1. The periodization of capital is contentious, when it comes to the third stage. Mandel (1975) ties the idea of state monopoly capitalism to Comintern strategy and prefers to see the present era as an accentuation of that of monopoly capital. Mandel insists that “The era of late capitalism is not a new epoch of capitalist development. It is merely a further development of the imperialist, monopoly-capitalist epoch. By implication, the characteristics of the imperialist epoch enumerated by Lenin thus remain fully valid for late capitalism” (1975, 10). See also Baran and Sweezy (1966) and Poulantzas (1975). In one respect, the periodization of the various “stages of capitalism” in Marxist theory is incomplete because it does not recognize that the establishment of the modem state is integral to the historical process whereby space takes the place of time. The existing periodization moves from competitive capitalism (first stage) to monopoly capitalism (second stage) to state monopoly capitalism, otherwise known as late capitalism (third stage). The third stage reveals the spatial imperative in all its munching glory: its speedy circulation and its ever expanding reach cut off the roots of reproductive time. But this imperative is greeted as if it were a novelty introduced by capital alone.

2. Even more strongly: “governments no longer possess the autonomy to pursue independent macroeconomic strategies effectively, even if they were to seek to do so” (Garrett and Lange 1991, 543). Moreover, it is argued that today state power should not be measured in terms of military force but economic capability (Rosecrance 1986; Nye 1989; Jervis 1991) and, at the same time, that government’s domain of economic efficacy is now shared with many international organizations (e.g., the IMF) (Cox 1987; Shaw 1991; Hall, Held and McGrew 1992).

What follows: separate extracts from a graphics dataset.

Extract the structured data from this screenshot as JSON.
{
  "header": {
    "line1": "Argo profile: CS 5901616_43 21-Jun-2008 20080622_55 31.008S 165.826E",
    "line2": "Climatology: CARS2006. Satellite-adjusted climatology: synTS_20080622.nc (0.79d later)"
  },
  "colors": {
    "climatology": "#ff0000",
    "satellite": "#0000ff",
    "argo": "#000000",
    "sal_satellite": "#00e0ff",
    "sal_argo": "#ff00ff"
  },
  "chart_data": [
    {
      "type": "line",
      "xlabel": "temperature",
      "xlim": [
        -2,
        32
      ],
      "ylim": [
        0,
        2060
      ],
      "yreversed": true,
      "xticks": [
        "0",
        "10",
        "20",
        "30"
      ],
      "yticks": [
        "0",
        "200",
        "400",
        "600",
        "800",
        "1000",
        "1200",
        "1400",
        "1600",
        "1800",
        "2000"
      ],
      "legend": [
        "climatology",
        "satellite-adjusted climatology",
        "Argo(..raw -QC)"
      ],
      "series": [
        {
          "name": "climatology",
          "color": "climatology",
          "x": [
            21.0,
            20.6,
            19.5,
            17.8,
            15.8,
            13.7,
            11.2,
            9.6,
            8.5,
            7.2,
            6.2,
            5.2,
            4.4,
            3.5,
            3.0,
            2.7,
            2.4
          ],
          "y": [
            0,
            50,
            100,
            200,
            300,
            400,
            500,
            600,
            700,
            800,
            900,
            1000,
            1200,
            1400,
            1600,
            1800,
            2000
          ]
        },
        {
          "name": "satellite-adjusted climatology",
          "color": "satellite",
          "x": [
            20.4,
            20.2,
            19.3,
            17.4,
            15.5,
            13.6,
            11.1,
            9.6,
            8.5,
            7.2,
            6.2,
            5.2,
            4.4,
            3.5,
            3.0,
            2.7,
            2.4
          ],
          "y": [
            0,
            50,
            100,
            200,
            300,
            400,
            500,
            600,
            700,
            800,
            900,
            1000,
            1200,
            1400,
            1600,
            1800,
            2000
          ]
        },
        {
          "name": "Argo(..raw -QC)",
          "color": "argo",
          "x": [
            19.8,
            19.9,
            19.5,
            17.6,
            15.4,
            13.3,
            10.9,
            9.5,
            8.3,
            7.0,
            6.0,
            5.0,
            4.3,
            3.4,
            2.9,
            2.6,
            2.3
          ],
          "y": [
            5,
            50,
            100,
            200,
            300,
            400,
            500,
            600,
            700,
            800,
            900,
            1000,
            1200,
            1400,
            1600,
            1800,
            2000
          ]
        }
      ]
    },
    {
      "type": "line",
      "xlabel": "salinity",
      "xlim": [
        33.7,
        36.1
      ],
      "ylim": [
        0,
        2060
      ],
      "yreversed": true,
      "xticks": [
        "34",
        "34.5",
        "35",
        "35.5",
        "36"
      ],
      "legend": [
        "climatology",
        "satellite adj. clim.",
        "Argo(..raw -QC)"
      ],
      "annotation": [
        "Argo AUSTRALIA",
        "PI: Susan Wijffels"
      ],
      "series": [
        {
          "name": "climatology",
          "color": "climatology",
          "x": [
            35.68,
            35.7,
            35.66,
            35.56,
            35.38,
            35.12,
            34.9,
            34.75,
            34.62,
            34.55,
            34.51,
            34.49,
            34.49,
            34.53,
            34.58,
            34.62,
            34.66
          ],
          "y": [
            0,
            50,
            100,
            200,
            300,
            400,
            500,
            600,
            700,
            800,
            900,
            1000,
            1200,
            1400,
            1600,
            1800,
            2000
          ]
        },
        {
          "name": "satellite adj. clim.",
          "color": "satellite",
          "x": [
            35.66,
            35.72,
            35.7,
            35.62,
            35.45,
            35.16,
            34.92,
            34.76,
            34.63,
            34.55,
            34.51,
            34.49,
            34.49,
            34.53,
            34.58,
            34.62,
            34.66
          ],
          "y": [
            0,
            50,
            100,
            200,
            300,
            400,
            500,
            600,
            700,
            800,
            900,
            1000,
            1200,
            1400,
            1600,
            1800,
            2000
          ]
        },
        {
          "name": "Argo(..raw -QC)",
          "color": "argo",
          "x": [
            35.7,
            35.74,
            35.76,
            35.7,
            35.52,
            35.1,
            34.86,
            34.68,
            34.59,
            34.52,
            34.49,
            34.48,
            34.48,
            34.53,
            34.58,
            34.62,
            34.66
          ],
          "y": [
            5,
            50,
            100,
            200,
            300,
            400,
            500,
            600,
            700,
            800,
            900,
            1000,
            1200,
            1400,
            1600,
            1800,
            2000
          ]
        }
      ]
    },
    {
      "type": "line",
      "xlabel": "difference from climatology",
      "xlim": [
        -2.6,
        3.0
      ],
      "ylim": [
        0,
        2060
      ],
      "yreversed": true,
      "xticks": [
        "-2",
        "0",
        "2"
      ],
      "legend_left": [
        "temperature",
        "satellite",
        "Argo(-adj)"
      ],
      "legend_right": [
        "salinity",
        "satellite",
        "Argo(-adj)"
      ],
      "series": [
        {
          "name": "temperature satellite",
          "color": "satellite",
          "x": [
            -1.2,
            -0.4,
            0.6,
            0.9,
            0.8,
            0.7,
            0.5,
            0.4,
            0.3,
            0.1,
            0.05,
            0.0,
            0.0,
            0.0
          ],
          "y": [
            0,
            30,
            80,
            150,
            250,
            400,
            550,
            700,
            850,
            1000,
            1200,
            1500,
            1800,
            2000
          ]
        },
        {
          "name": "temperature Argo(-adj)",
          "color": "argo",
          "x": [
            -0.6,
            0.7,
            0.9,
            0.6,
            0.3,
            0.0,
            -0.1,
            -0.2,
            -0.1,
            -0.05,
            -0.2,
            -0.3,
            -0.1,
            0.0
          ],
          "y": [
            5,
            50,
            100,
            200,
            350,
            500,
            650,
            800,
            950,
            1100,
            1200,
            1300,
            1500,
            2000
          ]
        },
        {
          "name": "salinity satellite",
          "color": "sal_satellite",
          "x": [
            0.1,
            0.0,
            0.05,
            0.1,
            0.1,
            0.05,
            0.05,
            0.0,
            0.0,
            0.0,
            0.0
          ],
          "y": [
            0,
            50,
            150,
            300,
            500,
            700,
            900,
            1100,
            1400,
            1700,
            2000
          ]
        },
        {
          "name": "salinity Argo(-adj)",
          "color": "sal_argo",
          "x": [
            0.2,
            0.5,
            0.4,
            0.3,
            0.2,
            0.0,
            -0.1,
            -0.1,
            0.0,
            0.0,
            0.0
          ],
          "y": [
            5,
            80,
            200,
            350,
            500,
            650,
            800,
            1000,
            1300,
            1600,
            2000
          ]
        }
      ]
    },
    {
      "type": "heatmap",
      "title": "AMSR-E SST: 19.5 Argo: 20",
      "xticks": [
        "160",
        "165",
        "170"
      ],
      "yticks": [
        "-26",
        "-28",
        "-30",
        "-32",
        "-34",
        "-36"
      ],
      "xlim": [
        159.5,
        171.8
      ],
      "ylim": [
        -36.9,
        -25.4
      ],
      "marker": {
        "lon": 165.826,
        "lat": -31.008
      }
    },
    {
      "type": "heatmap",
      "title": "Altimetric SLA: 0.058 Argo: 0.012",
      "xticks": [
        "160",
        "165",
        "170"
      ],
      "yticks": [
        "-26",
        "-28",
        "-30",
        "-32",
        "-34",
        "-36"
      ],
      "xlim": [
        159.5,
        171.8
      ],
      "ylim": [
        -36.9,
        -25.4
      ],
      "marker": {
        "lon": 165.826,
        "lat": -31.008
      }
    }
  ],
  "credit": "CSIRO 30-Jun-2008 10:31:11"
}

3. See, for example, Dalla Costa (1973), Delphy (1977), Gardiner (1975), and Harrison (1973) for arguments to the effect that women’s household labor contributed to surplus value—as labor that was not paid for by capital but that nonetheless contributed to the worker’s capacity to realize surplus value. By contrast, Humphries (1977) and Brennan (1977) argued that the wife’s household labor contributed to the workers’ side in class struggle, because it was in capital’s interest not to pay for two people (plus children) with one wage and that capital would seek where possible to force both wife and husband into the labor market.